A apuração do ISA também aponta que as candidaturas indígenas eleitas pertencem a 73 povos e 127 municípios de todas as regiões do país e que a maior parte encontra-se no Amazonas, estado onde também está a maior população indígena do Brasil – 20% dos quase 900 mil indígenas, de acordo com o Censo 2010 do IBGE. Por outro lado, o estado do Mato Grosso do Sul, onde se encontra a segunda maior população indígena do país, elegeu o menor contingente. O resultado do Nordeste também chamou atenção pelo alto número, sobretudo em Pernambuco, na Paraíba e na Bahia.

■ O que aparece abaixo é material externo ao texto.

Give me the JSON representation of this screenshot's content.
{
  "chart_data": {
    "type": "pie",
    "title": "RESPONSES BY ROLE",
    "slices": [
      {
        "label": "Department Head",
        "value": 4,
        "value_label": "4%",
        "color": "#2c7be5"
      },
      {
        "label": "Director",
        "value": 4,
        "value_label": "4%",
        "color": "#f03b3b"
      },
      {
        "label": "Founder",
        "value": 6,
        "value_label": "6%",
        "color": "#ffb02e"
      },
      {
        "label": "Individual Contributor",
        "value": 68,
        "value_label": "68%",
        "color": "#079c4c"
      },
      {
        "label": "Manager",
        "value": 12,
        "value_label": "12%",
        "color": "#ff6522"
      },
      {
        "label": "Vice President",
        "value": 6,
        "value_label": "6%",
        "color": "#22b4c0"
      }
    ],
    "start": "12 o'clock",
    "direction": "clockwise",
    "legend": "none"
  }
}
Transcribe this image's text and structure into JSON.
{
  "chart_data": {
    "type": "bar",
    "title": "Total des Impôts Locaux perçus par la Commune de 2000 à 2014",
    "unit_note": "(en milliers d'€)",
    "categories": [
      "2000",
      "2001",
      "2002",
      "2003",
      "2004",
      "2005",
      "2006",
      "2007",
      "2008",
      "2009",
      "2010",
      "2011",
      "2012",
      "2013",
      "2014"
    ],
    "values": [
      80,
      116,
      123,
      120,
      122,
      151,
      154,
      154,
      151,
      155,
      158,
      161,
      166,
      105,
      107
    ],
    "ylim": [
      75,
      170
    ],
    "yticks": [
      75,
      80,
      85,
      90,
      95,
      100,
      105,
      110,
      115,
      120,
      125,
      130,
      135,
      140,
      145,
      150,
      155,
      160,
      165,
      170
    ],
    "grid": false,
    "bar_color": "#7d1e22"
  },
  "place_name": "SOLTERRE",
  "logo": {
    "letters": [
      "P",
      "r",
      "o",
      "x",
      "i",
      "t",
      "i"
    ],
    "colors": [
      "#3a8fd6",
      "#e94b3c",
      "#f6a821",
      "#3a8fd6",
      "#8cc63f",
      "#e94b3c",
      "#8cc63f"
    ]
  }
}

A presença significativa de indígenas na disputa eleitoral de 2020 revela que, para além da luta por reconhecimento e da resistência local que esses povos mantêm pela preservação da cultura, da língua e do próprio território, os indígenas veem na arena política e nos espaços institucionais de poder ambientes importantes de atuação para a garantia de direitos. Em 2018 foi eleita a primeira mulher indígena da história da Câmara Federal, Joênia Wapichana (Rede-RR) – antes disso, apenas o indígena Mário Juruna havia sido eleito deputado, no ano de 1982. E o ano de 2020, além do resultado eleitoral de novembro, também marca a eleição da APIB, em dezembro, para um assento como titular no Conselho Nacional dos Direitos Humanos (CNDH), principal colegiado do país na área.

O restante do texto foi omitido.